Programs born from these ideas have rarely worked as planned. Mass displacement out of public housing, mentors, support groups, and workshops designed to teach “life skills,” manage finances, or dress for success have yielded very meager benefits in the lives of poor people, or in reducing the poverty rate. Marriage promotion programs, the most direct outcome of Moynihan’s cautionary warning, have been dismally unsuccessful. Maybe Moynihan’s critics back in 1965 were correct that he had cause and effect reversed: Poverty makes being married harder, rather than the other way around, and simply getting or staying married will not cure poverty. In the past decade we have spent $1 billion to learn that single lesson, except we still have not learned it.

So, what is the answer? If neither fiscal austerity nor big data and smart marketing can address this problem, what can? First off, rebalancing the economy to ensure more jobs and better wages would not just tackle the root causes of poverty, but also have an effect on the family instability that Moynihan lamented. But we need to go beyond that. Back in the early days of the War on Poverty, there was a deliberate effort to infuse democracy into the process and seek “maximum feasible participation” of those affected by the problems that the government was trying to solve. Early critics of this idea, including Moynihan himself, feared this involvement and discounted its value. It should be reexamined.

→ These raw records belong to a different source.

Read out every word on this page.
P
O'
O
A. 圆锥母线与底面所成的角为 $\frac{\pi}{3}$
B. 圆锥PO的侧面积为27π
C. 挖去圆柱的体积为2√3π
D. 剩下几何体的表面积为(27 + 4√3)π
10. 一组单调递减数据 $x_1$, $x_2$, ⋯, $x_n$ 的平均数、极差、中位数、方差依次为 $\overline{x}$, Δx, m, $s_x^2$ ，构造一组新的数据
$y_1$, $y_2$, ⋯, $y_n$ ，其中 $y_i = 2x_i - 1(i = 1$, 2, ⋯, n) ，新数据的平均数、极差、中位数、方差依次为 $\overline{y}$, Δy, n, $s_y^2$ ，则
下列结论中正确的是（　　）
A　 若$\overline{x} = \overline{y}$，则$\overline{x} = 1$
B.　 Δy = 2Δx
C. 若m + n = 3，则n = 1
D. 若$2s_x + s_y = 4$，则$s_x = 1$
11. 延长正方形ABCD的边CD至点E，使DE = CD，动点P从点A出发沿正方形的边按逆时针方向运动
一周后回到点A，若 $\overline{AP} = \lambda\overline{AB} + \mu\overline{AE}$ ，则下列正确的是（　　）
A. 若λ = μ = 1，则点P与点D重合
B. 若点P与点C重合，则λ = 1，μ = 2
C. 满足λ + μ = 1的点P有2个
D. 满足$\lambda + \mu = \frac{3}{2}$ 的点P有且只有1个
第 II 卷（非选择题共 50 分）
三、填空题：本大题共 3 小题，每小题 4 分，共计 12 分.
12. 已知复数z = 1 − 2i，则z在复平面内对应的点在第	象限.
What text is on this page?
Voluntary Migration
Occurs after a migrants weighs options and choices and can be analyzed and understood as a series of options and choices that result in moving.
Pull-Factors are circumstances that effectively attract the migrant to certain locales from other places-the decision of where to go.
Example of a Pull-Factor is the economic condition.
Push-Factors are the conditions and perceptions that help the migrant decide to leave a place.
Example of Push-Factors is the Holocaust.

Neither the conservatives who want to shred the safety net, nor the liberals who favor social engineering, are considering the potential value of organized communities in finding solutions for everyday problems resulting from poverty. Such an approach could also help revitalize grassroots democracy. In stigmatizing and shaming the victims of poverty, we infantilize and marginalize them and silence their voices. And we persist in viewing poverty as a personal failing, rather than as a breach of the social contract.

On this occasion of the semi-centennial of the infamous, paradoxical, and undeservedly resilient Moynihan Report, let’s declare an end to the fiction that struggling single mothers are the villains behind the rising poverty and inequality in our society.  Let’s call out any and all who use this ploy, and begin to build new alliances based on mutual respect and shared understanding of who were the real perpetrators in holding communities down, creating the Great Recession, and upending the lives of millions of hard-working Americans who are classified as poor.